When reading about the novel interfaces that exist for interactive machine learning, I find there is an interesting parallel between the development of the “Supporting Experimentation of Inputs” type of interface and to that of text editors. The earliest text editor was the typewriter, where an input once entered could never be taken back. A correction would require starting over or the use of an ugly whiteout. With electronics came the text editors where you could edit only one line at a time. And finally, today we have these advanced, feature rich, editors and IDEs with autocomplete suggestions, in line linting and automatic type checking and error feedback. It would be interesting to see what the next stage of ML model editing would look like if they continued on this trajectory, where we can go from simple “backspace key” type experimentation to more features parallel to what modern text editors have for words. The idea of allowing “Combining Models” as a way to create models draws another interesting parallel to car manufacturing, where cars went from being handcrafted to being built on an assembly line with standardized parts.
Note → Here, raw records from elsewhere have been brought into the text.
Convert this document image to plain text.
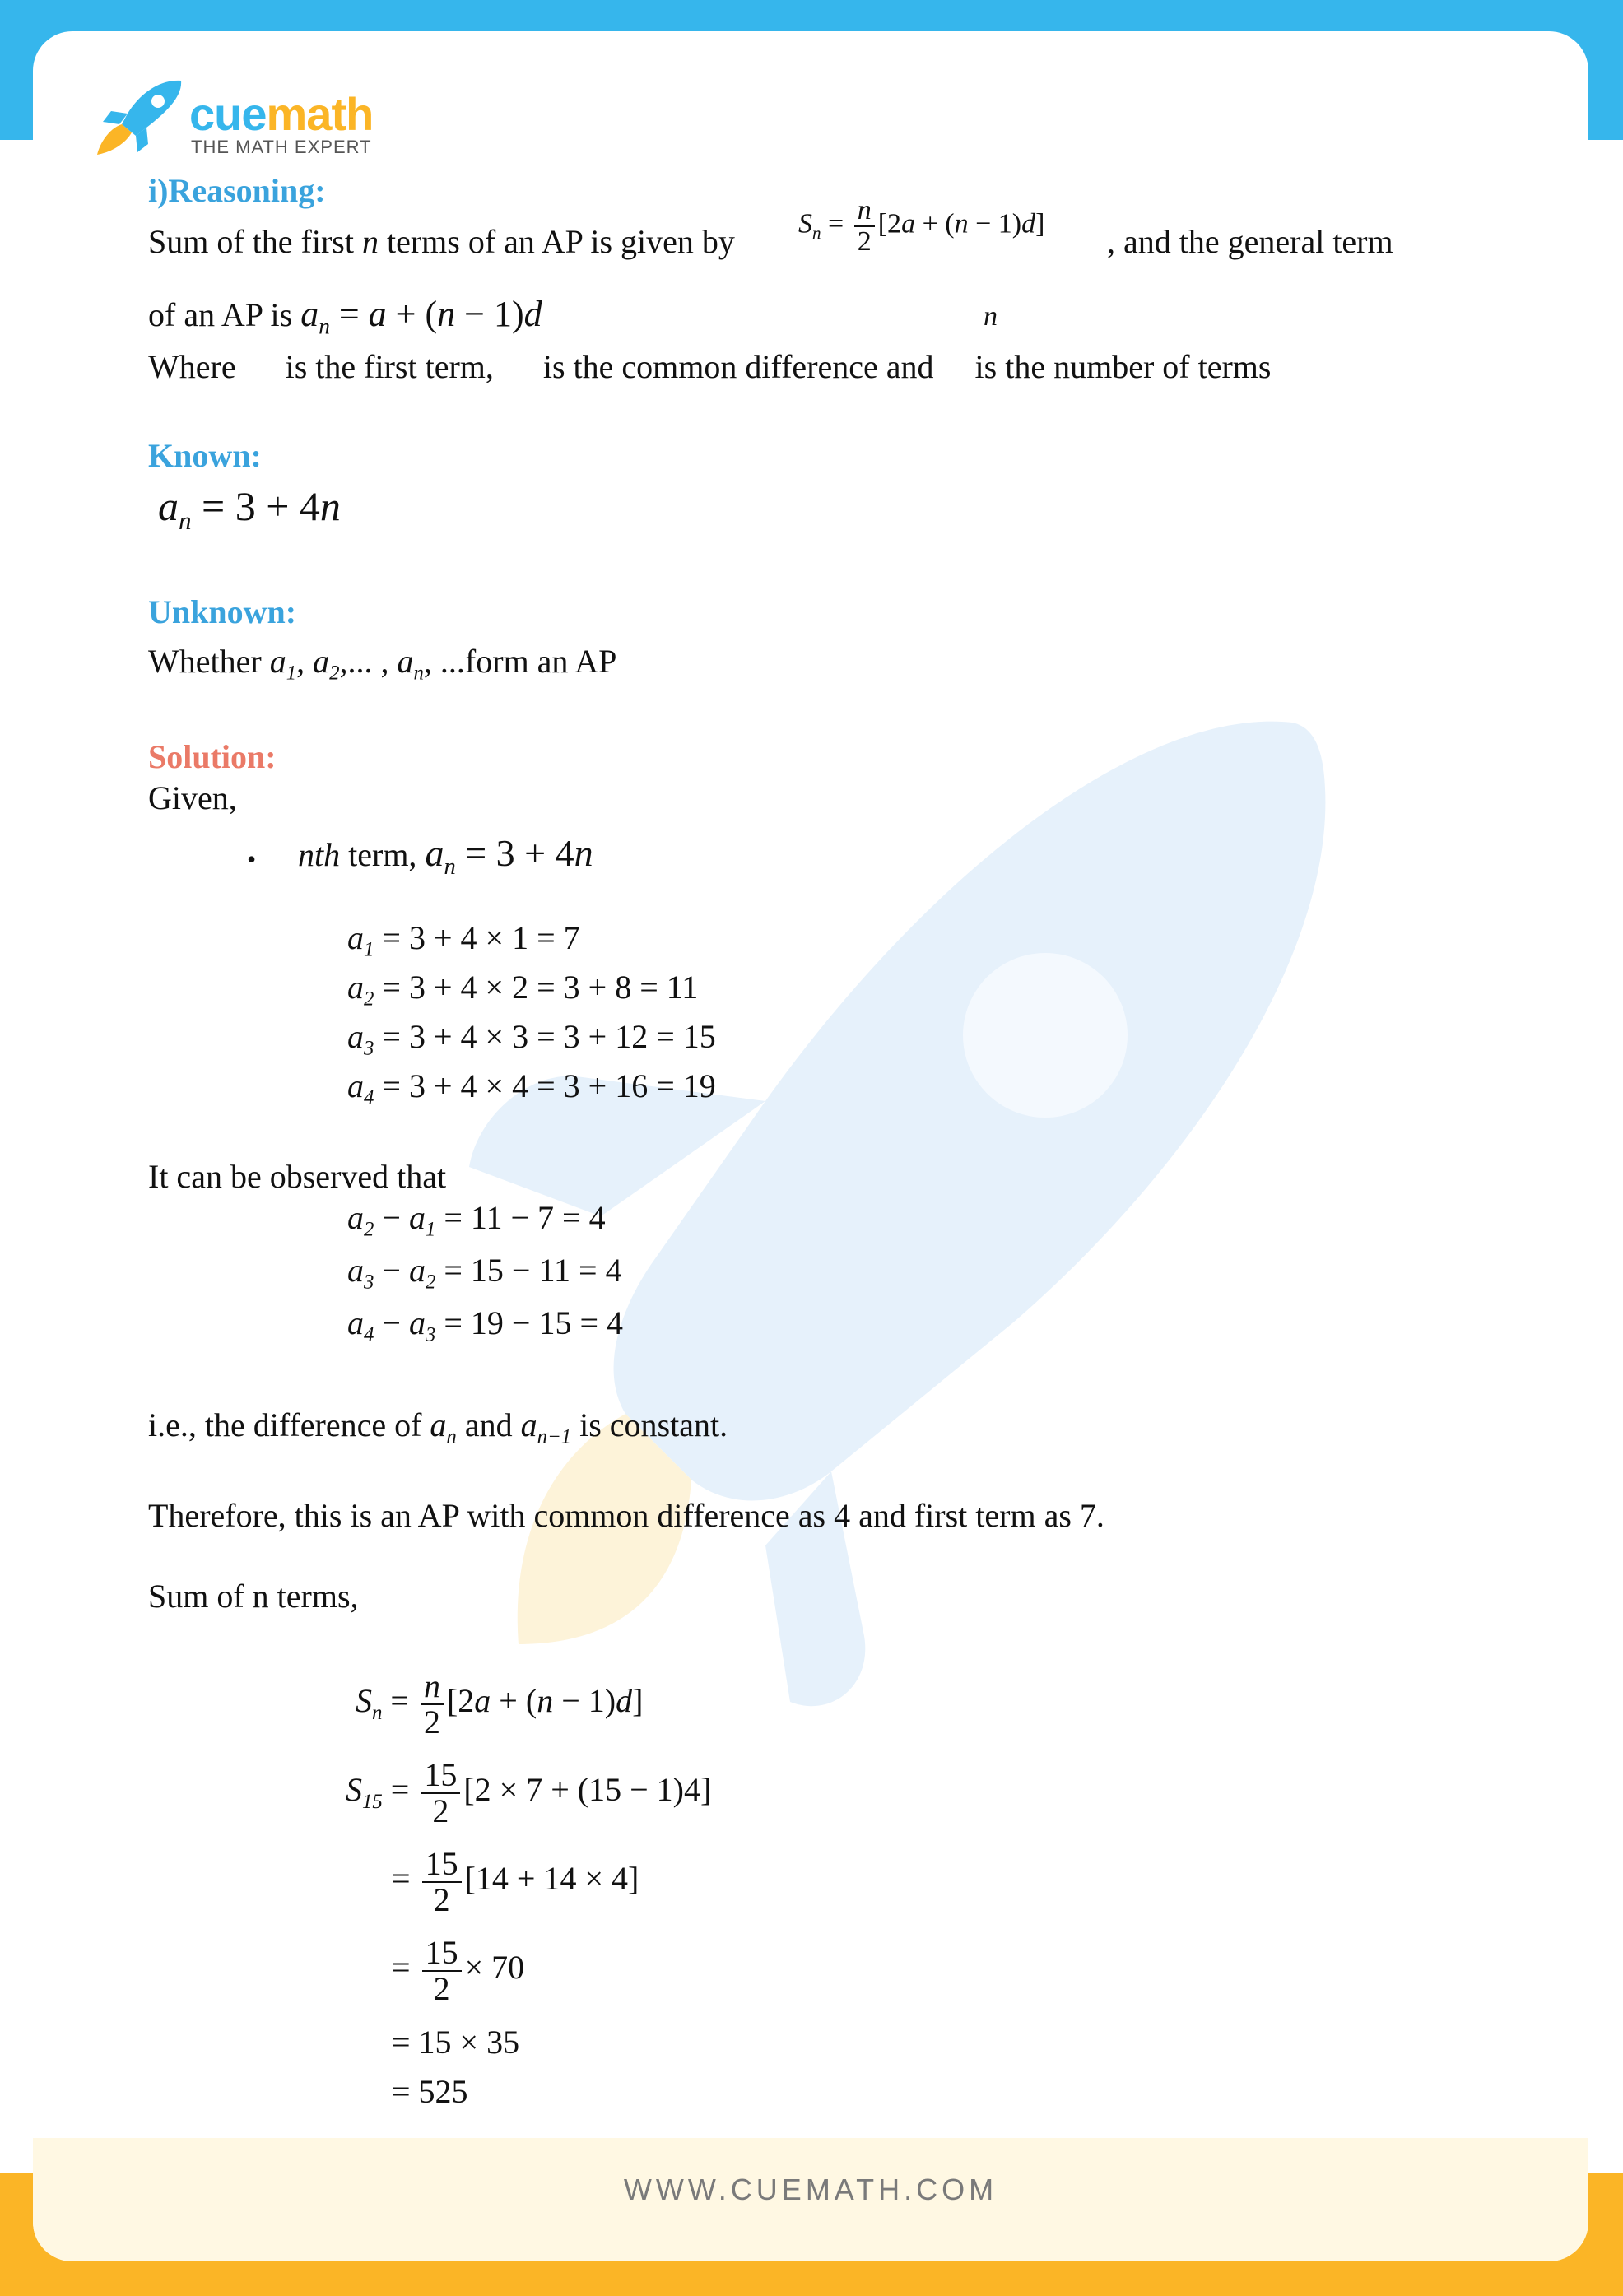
cuemath
THE MATH EXPERT
i)Reasoning:
Sum of the first n terms of an AP is given by $S_n = \frac{n}{2} [2a + (n - 1)d]$ , and the general term
of an AP is $a_n = a + (n - 1)d$	n
Where is the first term, is the common difference and is the number of terms
Known:
$a_n = 3 + 4n$
Unknown:
Whether $a_1$, $a_2$,... , $a_n$, ...form an AP
Solution:
Given,
• nth term, $a_n = 3 + 4n$
$a_1 = 3 + 4 \times 1 = 7$
$a_2 = 3 + 4 \times 2 = 3 + 8 = 11$
$a_3 = 3 + 4 \times 3 = 3 + 12 = 15$
$a_4 = 3 + 4 \times 4 = 3 + 16 = 19$
It can be observed that
$a_2 - a_1 = 11 - 7 = 4$
$a_3 - a_2 = 15 - 11 = 4$
$a_4 - a_3 = 19 - 15 = 4$
i.e., the difference of $a_n$ and $a_{n-1}$ is constant.
Therefore, this is an AP with common difference as 4 and first term as 7.
Sum of n terms,
$S_n = \frac{n}{2} [2a + (n - 1)d]$
$S_{15} = \frac{15}{2} [2 \times 7 + (15 - 1)4]$
= $\frac{15}{2} [14 + 14 \times 4]$
= $\frac{15}{2} \times 70$
= 15 × 35
= 525
WWW.CUEMATH.COM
I also think their proposal for creating a universal language to connect the different ML fields might end up creating a language that is too general and the different fields, though initially unified, might end up splitting off again due to using only subsets of the language that don’t overlap with each other or by creating new words because the language does not have anything specific enough.
- Is the task of creating a “universal language” a good thing? Or would we end up with something too general to be useful and cause fields to create their own subsets?
- What other kinds of parallels can we see in the development of machine learning interfaces, like the parallels to text editor development and car manufacturing?
- Where is the “Goldilocks zone” for ML systems that are giving context to the user for the sake of transparency? There is a spectrum between “Label this photo with no context” to “here is every minute detail, number of pixels, exact gps location, all sorts of other useless info”. How do we decide which information the ML system should provide as context?